On Thursday, all three key indices of Wall Street had rounded off the session sharply lower with tech-heavy Nasdaq reporting its steepest intra-session plunge in more than four months, as tech-stocks remained under a tremendous scale of pressure following a rapid rise in US bond yields.
In point of fact, in the day’s mass-scale sell-off wave in the Wall Street was mostly driven by an abrupt upsurge in US bond yields, while benchmark 10-year US Treasury bond yields had spiked to a fresh one-year peak of 1.614 per cent, prodding investors to join a havoc-scale sell-off wind amid growing jitters over higher valuations of a number of US stocks.
Aside from that, the so-called FAANG stocks had led the downfall in the day’s Wall Street with shares’ prices of Facebook, Apple, Amazon, Netflix and Google tumbling between 1.2 per cent to 3.6 per cent. Nonetheless, Twitter stocks rose 3.71 per cent after it had laid out a plan to double up revenues by 2023, while GameStop shares soared again on Thursday despite a broad-based slide in the US money markets, mostly led by a surprise entrance of the so-called Main Street retail investors, while after surging as much as 90 per cent earlier in the day, GameStop Corp.
shares’ prices wrapped up the session 18.6 per cent higher.

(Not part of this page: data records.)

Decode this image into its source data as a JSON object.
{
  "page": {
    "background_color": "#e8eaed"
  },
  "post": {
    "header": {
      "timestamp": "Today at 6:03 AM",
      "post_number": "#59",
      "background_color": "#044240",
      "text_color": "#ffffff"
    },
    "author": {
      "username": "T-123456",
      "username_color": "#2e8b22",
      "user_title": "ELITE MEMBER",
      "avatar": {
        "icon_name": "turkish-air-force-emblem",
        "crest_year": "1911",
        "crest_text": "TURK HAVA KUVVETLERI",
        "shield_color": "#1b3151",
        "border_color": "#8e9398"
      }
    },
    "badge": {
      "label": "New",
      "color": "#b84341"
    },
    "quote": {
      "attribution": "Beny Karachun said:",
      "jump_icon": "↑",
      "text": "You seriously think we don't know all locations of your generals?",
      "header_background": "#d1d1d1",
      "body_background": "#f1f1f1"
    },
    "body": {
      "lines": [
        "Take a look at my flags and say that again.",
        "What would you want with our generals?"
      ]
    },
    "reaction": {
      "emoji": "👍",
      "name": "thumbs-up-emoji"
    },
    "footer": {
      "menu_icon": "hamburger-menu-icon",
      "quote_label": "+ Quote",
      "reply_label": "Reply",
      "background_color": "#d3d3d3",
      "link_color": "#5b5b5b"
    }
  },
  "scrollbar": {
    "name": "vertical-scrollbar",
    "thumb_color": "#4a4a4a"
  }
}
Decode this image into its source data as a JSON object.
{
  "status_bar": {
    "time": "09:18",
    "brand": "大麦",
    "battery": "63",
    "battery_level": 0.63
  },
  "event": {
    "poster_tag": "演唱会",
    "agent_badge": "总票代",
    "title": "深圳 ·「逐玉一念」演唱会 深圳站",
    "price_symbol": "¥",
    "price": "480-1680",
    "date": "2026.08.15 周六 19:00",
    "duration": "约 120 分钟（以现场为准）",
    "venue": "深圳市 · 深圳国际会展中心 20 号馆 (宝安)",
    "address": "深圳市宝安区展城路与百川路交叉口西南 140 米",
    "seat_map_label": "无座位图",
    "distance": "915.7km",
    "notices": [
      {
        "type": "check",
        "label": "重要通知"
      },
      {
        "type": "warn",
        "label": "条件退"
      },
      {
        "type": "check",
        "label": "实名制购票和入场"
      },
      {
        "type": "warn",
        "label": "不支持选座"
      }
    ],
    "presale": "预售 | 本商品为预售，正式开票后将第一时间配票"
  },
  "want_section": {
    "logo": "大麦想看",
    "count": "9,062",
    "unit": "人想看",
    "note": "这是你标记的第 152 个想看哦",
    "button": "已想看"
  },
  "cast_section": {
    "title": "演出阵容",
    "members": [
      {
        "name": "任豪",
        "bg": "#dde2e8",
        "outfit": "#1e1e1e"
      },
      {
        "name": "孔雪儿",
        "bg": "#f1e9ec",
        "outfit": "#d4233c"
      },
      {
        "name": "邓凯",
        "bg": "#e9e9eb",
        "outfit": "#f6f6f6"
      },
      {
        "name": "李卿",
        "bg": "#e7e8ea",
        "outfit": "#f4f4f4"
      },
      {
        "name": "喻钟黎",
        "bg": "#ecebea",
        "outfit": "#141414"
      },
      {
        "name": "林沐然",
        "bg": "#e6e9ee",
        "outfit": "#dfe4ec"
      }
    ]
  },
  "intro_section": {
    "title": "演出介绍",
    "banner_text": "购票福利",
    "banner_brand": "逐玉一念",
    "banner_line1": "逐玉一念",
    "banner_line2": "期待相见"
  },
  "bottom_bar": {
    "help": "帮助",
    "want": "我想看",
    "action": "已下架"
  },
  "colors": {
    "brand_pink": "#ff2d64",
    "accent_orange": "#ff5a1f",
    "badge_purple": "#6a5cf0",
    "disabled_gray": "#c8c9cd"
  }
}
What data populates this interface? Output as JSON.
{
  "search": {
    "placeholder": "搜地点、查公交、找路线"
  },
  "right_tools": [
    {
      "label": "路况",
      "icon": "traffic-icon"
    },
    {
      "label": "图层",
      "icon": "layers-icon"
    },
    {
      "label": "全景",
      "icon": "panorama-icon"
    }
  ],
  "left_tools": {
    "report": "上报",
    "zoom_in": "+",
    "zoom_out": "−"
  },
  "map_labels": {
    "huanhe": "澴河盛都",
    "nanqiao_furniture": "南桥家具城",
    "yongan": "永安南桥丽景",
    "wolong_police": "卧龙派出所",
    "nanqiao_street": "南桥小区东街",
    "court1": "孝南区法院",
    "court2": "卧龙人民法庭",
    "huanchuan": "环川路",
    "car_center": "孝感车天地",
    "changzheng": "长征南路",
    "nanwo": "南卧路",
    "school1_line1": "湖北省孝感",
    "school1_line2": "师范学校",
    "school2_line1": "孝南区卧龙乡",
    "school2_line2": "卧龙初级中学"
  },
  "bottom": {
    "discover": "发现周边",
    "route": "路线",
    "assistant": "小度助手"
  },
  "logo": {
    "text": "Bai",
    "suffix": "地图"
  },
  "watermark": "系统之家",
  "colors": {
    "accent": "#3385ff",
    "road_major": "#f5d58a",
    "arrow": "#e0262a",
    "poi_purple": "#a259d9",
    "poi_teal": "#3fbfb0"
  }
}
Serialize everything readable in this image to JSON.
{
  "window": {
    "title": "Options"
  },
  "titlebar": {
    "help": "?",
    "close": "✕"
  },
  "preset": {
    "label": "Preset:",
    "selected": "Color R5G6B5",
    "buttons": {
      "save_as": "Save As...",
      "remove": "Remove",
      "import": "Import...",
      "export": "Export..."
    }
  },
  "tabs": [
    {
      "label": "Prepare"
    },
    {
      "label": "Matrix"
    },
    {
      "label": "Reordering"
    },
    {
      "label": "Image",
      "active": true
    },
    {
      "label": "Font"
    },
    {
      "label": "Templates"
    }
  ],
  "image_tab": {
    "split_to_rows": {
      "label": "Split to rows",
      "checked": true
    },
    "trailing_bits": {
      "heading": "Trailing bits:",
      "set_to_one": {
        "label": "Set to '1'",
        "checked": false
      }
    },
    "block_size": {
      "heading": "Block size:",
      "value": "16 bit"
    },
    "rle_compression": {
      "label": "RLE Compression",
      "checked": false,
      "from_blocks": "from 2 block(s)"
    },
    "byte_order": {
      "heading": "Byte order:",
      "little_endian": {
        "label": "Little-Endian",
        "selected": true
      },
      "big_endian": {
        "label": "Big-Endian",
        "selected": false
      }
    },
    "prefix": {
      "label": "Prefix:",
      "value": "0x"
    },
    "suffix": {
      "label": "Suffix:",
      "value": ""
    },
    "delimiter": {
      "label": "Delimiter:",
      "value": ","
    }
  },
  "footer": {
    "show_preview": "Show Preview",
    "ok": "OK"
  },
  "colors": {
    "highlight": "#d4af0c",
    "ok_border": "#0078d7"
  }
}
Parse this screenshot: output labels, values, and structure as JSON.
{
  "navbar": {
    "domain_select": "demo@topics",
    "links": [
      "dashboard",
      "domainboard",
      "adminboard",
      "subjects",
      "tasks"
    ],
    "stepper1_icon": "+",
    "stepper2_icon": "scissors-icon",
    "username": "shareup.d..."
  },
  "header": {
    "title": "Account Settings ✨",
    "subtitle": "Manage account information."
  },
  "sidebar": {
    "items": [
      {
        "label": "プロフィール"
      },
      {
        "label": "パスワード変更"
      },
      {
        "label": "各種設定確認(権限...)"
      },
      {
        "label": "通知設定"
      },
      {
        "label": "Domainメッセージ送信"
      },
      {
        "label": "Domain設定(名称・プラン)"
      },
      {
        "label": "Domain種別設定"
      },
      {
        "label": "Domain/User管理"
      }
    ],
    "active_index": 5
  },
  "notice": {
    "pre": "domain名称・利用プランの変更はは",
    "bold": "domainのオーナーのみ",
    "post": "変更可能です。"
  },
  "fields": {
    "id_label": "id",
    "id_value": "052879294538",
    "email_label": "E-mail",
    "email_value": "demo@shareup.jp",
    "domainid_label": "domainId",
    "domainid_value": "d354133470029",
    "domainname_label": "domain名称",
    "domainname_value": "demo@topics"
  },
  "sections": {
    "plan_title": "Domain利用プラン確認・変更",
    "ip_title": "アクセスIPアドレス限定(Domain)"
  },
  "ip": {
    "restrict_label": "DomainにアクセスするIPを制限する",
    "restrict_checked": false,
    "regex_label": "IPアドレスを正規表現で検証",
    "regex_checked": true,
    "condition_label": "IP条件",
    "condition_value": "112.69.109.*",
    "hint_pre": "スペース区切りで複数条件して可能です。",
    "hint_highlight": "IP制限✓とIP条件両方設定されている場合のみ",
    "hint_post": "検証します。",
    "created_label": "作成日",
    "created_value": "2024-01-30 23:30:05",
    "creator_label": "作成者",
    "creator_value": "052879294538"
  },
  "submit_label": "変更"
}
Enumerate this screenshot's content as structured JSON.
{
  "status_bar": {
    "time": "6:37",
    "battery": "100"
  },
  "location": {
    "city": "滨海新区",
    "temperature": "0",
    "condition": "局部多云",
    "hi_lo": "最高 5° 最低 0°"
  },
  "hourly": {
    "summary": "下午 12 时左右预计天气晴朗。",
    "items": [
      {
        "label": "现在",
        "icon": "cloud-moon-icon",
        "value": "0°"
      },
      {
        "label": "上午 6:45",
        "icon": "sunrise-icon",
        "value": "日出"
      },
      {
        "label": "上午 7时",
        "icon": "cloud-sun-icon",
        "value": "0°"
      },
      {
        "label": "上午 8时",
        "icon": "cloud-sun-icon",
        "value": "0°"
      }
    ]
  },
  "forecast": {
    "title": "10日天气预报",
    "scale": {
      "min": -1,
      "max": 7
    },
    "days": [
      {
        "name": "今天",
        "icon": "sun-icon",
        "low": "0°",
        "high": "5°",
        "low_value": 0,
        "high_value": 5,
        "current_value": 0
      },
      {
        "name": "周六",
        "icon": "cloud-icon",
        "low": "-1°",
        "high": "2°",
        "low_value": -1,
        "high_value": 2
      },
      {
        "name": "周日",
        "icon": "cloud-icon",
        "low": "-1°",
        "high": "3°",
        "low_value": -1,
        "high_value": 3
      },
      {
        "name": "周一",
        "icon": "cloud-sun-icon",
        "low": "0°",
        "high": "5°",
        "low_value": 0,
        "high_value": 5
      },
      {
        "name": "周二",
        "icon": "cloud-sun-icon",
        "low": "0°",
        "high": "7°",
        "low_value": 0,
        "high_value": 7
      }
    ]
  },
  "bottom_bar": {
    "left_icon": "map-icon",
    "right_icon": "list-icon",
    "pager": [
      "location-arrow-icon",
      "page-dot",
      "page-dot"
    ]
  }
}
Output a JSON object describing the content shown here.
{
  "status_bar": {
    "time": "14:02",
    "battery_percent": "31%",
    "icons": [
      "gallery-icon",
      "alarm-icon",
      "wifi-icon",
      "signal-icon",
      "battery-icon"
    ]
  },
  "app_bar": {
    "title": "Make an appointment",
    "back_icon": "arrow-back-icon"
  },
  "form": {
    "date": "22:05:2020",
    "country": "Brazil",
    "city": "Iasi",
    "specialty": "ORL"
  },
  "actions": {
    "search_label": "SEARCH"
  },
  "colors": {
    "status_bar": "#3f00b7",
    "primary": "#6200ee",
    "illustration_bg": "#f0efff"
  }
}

Wall Street ends sharply lower as higher US bond yields weigh
Citing statistics, in the day’s Wall Street closing bell, trade-sensitive Dow dwindled 1.75 per cent to 31,402.01 and benchmark S&P 500 took a lofty header of 2.45 per cent, while leading the tally of losses, tech-heavy Nasdaq had crumbled as much as 3.52 per cent to 13,119.43.
Meanwhile, addressing to an inevitable downward spiral in an overvalued US stock market that had hit fresh closing highs many times over the recent past, a market analyst at Chase, Tuz said, “You’ve had an equity market that’s hit record highs many times this year and it’s expensive relative to historic norms. We were primed for a sell-off”.